Wasserman regained control over the script, and restored his original version, which is what is on Broadway now. The playwright still has his first draft, which he had sent to Kesey to read. It came back covered with enthusiastic handwritten comments in the margins.
Kesey will be in New York May 6 and hopes to see the current version. He'd like to invite Douglas to attend the performance with him. Wasserman looks forward to having Kesey see it.
"All the elements are there, almost for the first time," says Wasserman. "The visuals are there, the music is there, the balanced ensemble cast of actors is there. This is the one he ought to see."
Kesey says that for a few years, he would receive pencil-scrawled letters signed Chief Bromden, the schizophrenic narrator who escapes at the end of "Cuckoo's Nest." The letters said things like, "How are you doing? I'm doing fine. I'm going to Manitoba to be a wrestler."
"You never had a sense that it was finished," Kesey says of the story. "At this time I was heavy into LSD and I started to believe this guy was out there writing me letters."

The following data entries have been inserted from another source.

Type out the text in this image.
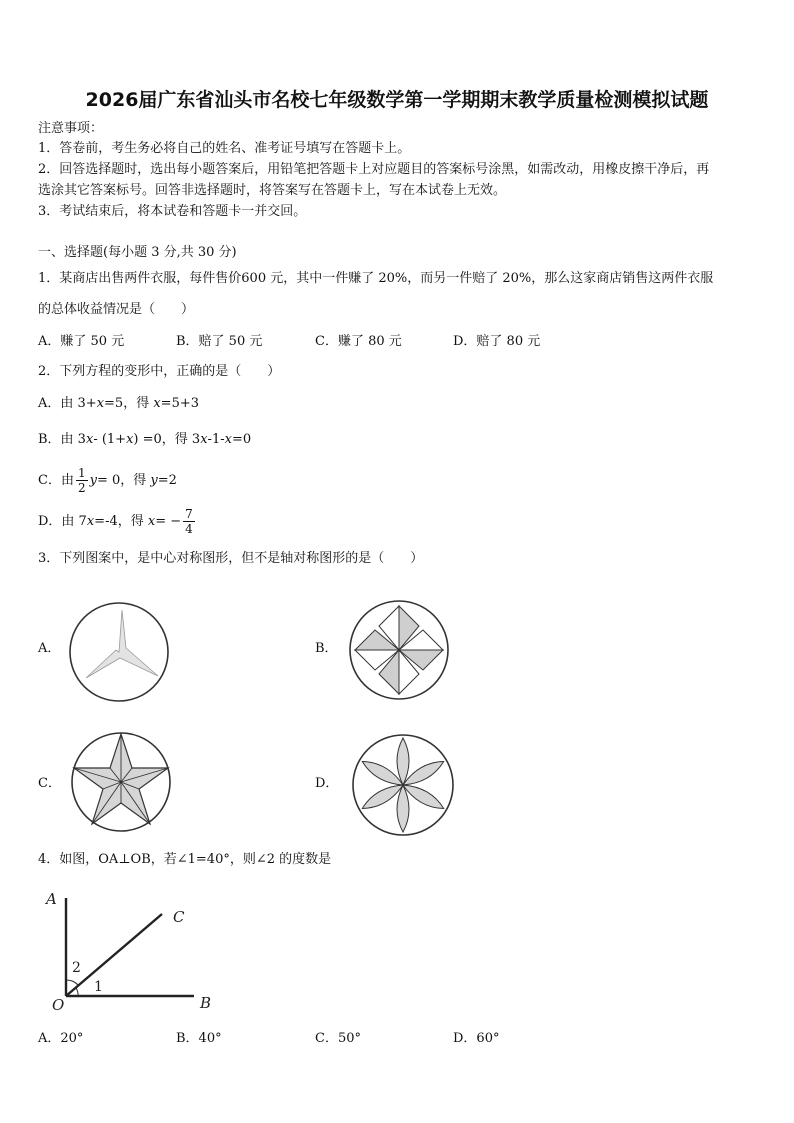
2026届广东省汕头市名校七年级数学第一学期期末教学质量检测模拟试题
注意事项：
1．答卷前，考生务必将自己的姓名、准考证号填写在答题卡上。
2．回答选择题时，选出每小题答案后，用铅笔把答题卡上对应题目的答案标号涂黑，如需改动，用橡皮擦干净后，再
选涂其它答案标号。回答非选择题时，将答案写在答题卡上，写在本试卷上无效。
3．考试结束后，将本试卷和答题卡一并交回。
一、选择题(每小题 3 分,共 30 分)
1．某商店出售两件衣服，每件售价600 元，其中一件赚了 20%，而另一件赔了 20%，那么这家商店销售这两件衣服
的总体收益情况是（　　）
A．赚了 50 元	B．赔了 50 元	C．赚了 80 元	D．赔了 80 元
2．下列方程的变形中，正确的是（　　）
A．由 3+x=5，得 x=5+3
B．由 3x- (1+x) =0，得 3x-1-x=0
C．由 $\frac{1}{2} y= 0$，得 y=2
D．由 7x=-4，得 $x= - \frac{7}{4}$
3．下列图案中，是中心对称图形，但不是轴对称图形的是（　　）
A．	B．
C．	D．
4．如图，OA⊥OB，若∠1=40°，则∠2 的度数是
A
B
C
O
1
2
A．20°	B．40°	C．50°	D．60°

Kesey also ran into the Army nurse who was the prototype for Nurse Ratched. She was a volunteer at the Oregon Coast Aquarium in Newport.
"This little perky woman comes over and says, `Hi, Ken, remember me? Nurse Ratched?' I was bowled over. She says she has become kind of famous and appreciates it. A few years later, I got a letter from somebody who said she had died.
"The remarkable thing about what she was doing was she was forgiving me."